Several indicators were eliminated from the final assessment of resilience performance based on the average values obtained. Regarding the operational functions, the experts felt that seven indicators were too many. Thus, an indicator with a value above 3.0 was taken as an indicator of the operational organizational functions. Regarding the financial organizational function indicators, the total cost and inventory holding cost indicators were considered to overlap because the total cost is the sum of the inventory holding cost and other expenses. For indicators under human resources organizational functions, well-being and job satisfaction had high values. However, the data for these indicators can only be generated through separate assessments by workers.
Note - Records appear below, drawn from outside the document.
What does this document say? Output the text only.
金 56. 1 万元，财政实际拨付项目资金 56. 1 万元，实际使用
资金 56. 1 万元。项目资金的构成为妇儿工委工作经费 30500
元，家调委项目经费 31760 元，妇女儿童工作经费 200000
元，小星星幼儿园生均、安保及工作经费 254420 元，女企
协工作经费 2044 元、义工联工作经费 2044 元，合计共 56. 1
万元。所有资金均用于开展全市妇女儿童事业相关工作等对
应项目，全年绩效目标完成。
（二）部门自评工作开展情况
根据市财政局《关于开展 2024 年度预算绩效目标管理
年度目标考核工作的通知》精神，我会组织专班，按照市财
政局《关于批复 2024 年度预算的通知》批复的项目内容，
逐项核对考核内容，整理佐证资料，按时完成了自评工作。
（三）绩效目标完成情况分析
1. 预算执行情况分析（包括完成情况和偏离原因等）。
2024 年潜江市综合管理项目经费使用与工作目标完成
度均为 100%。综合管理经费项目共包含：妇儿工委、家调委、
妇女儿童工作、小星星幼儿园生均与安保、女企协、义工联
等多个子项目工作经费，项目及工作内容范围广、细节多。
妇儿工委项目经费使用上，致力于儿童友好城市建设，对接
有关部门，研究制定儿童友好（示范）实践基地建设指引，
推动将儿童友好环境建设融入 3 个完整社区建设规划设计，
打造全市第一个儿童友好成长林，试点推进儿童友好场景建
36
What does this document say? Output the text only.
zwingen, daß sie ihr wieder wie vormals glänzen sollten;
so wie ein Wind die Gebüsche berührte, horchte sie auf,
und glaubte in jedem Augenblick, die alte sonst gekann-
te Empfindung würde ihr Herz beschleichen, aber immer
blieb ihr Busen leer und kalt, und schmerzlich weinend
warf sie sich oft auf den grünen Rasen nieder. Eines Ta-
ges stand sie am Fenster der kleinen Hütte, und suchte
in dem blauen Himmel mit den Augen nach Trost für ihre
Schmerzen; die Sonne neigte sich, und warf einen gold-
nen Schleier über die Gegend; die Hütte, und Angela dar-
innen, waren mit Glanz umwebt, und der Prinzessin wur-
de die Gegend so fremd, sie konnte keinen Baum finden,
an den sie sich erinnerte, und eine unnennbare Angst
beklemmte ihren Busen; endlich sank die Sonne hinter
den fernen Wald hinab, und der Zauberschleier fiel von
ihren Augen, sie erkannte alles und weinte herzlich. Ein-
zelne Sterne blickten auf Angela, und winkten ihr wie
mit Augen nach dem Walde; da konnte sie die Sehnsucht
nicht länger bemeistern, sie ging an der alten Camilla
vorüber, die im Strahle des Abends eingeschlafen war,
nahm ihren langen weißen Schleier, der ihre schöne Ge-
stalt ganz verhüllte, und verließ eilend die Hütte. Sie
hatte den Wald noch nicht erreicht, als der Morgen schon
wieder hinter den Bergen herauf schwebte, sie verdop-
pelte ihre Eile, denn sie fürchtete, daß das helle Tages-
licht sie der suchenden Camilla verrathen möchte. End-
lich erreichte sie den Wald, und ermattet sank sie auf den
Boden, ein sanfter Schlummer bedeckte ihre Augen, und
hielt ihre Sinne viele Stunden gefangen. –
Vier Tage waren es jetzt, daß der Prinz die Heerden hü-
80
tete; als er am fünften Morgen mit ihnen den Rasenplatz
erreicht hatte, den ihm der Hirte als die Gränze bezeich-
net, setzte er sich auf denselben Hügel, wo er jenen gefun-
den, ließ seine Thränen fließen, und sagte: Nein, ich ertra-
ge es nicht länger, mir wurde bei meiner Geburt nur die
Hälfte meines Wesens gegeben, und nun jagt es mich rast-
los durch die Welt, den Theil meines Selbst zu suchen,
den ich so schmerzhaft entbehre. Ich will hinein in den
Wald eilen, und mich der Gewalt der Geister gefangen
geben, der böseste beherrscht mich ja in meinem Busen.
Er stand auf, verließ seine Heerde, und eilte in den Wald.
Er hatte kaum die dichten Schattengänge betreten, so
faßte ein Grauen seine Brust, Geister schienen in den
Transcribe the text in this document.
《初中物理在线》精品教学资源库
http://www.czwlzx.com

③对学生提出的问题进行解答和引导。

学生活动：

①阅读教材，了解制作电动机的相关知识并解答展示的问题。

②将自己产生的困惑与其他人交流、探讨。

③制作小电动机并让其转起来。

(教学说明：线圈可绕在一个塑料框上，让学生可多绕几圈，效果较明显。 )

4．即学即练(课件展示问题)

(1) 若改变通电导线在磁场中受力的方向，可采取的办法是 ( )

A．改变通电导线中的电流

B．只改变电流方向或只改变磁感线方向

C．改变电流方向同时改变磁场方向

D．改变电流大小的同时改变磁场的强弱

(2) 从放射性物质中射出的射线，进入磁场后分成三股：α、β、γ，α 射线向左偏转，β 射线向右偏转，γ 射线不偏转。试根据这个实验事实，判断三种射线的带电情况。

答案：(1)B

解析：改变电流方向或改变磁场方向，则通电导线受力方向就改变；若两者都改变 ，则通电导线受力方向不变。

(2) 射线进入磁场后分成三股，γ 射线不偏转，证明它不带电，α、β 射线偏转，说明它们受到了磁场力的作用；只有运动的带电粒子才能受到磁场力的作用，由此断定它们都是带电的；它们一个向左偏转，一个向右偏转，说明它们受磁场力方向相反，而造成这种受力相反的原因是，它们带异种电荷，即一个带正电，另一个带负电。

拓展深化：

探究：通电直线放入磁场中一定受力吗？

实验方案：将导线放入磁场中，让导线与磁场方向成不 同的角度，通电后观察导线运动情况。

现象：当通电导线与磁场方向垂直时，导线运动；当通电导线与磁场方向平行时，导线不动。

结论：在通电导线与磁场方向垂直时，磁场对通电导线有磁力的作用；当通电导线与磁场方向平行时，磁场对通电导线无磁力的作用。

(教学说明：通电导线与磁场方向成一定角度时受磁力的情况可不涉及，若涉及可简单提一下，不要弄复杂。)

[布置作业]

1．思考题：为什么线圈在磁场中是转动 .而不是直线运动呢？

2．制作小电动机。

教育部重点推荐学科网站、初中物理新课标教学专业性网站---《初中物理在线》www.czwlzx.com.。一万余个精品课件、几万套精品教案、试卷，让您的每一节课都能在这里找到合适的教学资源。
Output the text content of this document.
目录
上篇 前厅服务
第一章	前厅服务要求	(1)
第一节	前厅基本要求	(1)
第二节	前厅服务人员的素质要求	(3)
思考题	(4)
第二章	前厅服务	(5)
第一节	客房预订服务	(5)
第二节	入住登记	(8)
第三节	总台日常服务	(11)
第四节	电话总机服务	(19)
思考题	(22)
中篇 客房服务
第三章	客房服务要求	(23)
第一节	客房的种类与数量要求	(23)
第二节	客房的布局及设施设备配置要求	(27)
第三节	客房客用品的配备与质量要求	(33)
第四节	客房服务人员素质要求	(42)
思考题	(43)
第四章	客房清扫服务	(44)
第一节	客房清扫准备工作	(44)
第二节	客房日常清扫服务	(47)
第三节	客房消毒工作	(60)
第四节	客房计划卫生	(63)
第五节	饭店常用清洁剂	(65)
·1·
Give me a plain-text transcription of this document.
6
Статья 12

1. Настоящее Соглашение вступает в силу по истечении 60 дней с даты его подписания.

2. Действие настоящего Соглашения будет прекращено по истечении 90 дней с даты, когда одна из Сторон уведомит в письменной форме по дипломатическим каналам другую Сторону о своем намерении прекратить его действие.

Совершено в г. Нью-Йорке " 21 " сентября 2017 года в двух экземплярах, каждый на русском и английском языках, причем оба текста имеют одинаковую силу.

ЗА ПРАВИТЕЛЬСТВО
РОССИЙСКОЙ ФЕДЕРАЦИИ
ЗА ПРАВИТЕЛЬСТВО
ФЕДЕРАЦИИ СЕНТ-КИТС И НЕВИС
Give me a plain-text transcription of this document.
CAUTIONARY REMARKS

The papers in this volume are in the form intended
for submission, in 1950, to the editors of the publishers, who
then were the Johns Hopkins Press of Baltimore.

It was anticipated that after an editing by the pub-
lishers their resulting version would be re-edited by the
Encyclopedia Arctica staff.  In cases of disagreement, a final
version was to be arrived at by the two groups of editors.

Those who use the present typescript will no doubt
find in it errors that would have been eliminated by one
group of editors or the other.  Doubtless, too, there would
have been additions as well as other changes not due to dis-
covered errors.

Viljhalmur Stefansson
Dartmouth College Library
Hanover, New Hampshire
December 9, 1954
Based on in-depth interviews and weighing the resilience performance of business systems in the manufacturing industry, we found that the most critical resilience factor was redundancy. Meanwhile, rapidity was the factor that had the lowest weight. In terms of organizational functions, the most critical resilience factor was the operational function, followed by the strategy and finance functions, while the human resources function was the factor with the lowest weight. Based on the global weighted values, reserve funds, customer satisfaction, and demand forecasts were the top three indicators in terms of the highest weighted values. The indicators with the lowest weighted values were supplier delivery lead time, customer delivery lead time, and manufacturing lead time.
As this research is still in its conceptualization stage, future research is expected to increase or reduce the number of assumptions used, thus providing more representative results. On a larger scale, the performance index can be used as the basis of a company’s resilience performance framework by creating a dynamic model that can foresee the possible resilience outcome for the industry and combine it with the resilience performance index as a quantitative score. Research can also be carried out to expand the scope of this study by including experts who work for large-scale companies, such as multinational corporations.